Der EuGH musste sich dabei erstmals mit der Gretchenfrage des Flüchtlingsrechts befassen: Der Frage nach legalem Zugang zu Schutz. Diese wird von den Staaten bisher unter Verweis auf ihre Souveränität beantwortet und der Zugang nur auf freiwilliger Basis gewährt. Damit hat sich die Angelegenheit aber nicht erledigt, denn in bestimmten Situationen kann sich ein indirektes Einreiserecht aus dem Non-Refoulement Prinzip ergeben. Dieses zentrale Prinzip des Flüchtlingsschutzes untersagt die Zurückweisung einer Person in einen Staat, in dem ihr schwere Menschenrechtsverletzungen drohen und gilt auch an der Grenze des potentiellen Schutzstaates. Wie verhält es sich aber in Situationen fernab von der Grenze, wenn eine Person gegenüber einer Botschaft ein Schutzgesuch äußert? Wie weit reicht die (extraterritoriale) Verantwortung für den Flüchtlingsschutz? Gibt es nicht nur eine Notwendigkeit, sondern auch die Pflicht legale Zugangswege für Flüchtlinge in die EU zu ermöglichen? Bedauerlicherweise sucht der EuGH in seiner Entscheidung erst gar nicht nach einer Antwort auf diese Fragen, sondern stellt lediglich fest, dass sie jedenfalls nicht im EU-Recht zu finden sei – das sei hier nämlich gar nicht anwendbar. Soviel also zur Kraft des Europarechts.

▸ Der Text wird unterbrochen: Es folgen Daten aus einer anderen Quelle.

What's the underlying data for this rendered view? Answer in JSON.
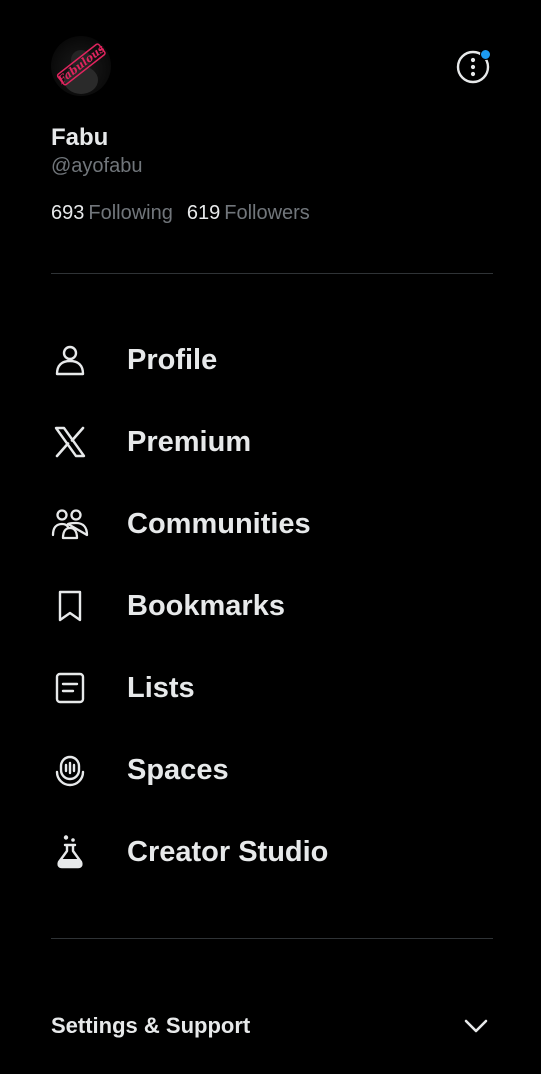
{
  "profile": {
    "display_name": "Fabu",
    "handle": "@ayofabu",
    "avatar_text": "Fabulous",
    "following_count": "693",
    "following_label": "Following",
    "followers_count": "619",
    "followers_label": "Followers"
  },
  "menu": {
    "more_icon": "more-circle-icon",
    "badge_color": "#1d9bf0",
    "items": [
      {
        "label": "Profile",
        "icon": "person-icon"
      },
      {
        "label": "Premium",
        "icon": "x-logo-icon"
      },
      {
        "label": "Communities",
        "icon": "communities-icon"
      },
      {
        "label": "Bookmarks",
        "icon": "bookmark-icon"
      },
      {
        "label": "Lists",
        "icon": "list-icon"
      },
      {
        "label": "Spaces",
        "icon": "spaces-icon"
      },
      {
        "label": "Creator Studio",
        "icon": "flask-icon"
      }
    ]
  },
  "settings": {
    "label": "Settings & Support",
    "icon": "chevron-down-icon"
  },
  "colors": {
    "background": "#000000",
    "text_primary": "#e7e9ea",
    "text_secondary": "#71767b",
    "divider": "#2f3336",
    "accent": "#1d9bf0",
    "avatar_accent": "#e0245e"
  }
}
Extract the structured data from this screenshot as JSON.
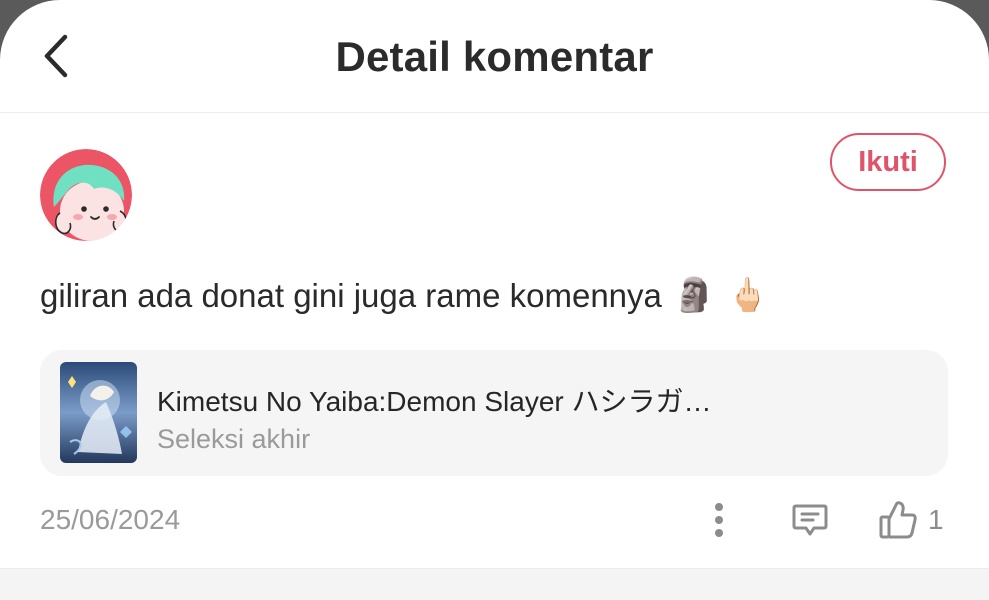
{
  "header": {
    "title": "Detail komentar"
  },
  "comment": {
    "follow_label": "Ikuti",
    "text": "giliran ada donat gini juga rame komennya",
    "emojis": [
      "🗿",
      "🖕🏻"
    ],
    "date": "25/06/2024",
    "like_count": "1"
  },
  "book": {
    "title": "Kimetsu No Yaiba:Demon Slayer ハシラガ…",
    "subtitle": "Seleksi akhir"
  },
  "icons": {
    "back": "chevron-left-icon",
    "more": "more-vertical-icon",
    "reply": "comment-icon",
    "like": "thumbs-up-icon"
  },
  "colors": {
    "accent": "#e0546a",
    "avatar_bg": "#ec5566",
    "hair": "#6fe0c2"
  }
}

Der Fall: Eine Flüchtlingsfamilie aus Syrien beantragt humanitäre Visa
Dabei hätte der dem Gericht zugrundeliegende Sachverhalt paradigmatischer nicht sein können: Eine syrische Familie, bestehend aus den Eltern und drei minderjährigen Kindern, beantragte am 12. Oktober 2016 in der belgischen Botschaft in Beirut, Libanon, sog. Visa mit räumlich beschränkter Gültigkeit auf Grundlage von Art. 25 EU-Visakodex. Dieser regelt die Vergabe von Visa für kurzfristige Aufenthalte mit einer maximalen Gültigkeit von drei Monaten (siehe Art. 1 Visakodex). Die Visa mussten im Libanon beantragt werden, weil es in Syrien keine hierfür zuständigen Auslandsvertretungen mehr gibt. Die humanitär äußerst prekäre Lage der Familie wurde nicht bestritten: Sie war in Syrien Krieg und individueller Verfolgung ausgesetzt und es gab keinerlei Schutzalternative im Libanon. Gegen die Ablehnung der Visumsanträge wandte sich die Familie an ein belgisches Gericht. Dieses wiederum legte dem EuGH im Eilverfahren mehrere Rechtsfragen zur Auslegung europarechtlicher Vorschriften vor. Unter anderem wollte das belgische Gericht wissen, ob ein Mitgliedstaat nach Art. 25 Abs. 1 Buchst. a Visakodex verpflichtet sei, ein humanitäres Visum zu erteilen, wenn die Ablehnung für die Antragstellenden die Gefahr einer Verletzung von Artikel 4 der EU-Grundrechtecharta (GRC) (Verbot der Folter und unmenschlicher oder erniedrigender Behandlung) und Artikel 18 GRC (Asylrecht) oder auch einer internationalen Verpflichtung begründen würde. Unter Letztere fallen insbesondere die völkerrechtlichen Pflichten, die sich aus der Genfer Flüchtlingskonvention (GFK) und der Europäischen Menschenrechtskonvention (EMRK) ergeben und auf die sich das europäische Primärrecht, also die Verträge sowie die GRC, stützt. Ganz vorne in der Reihe: Das Non-Refoulement-Prinzip.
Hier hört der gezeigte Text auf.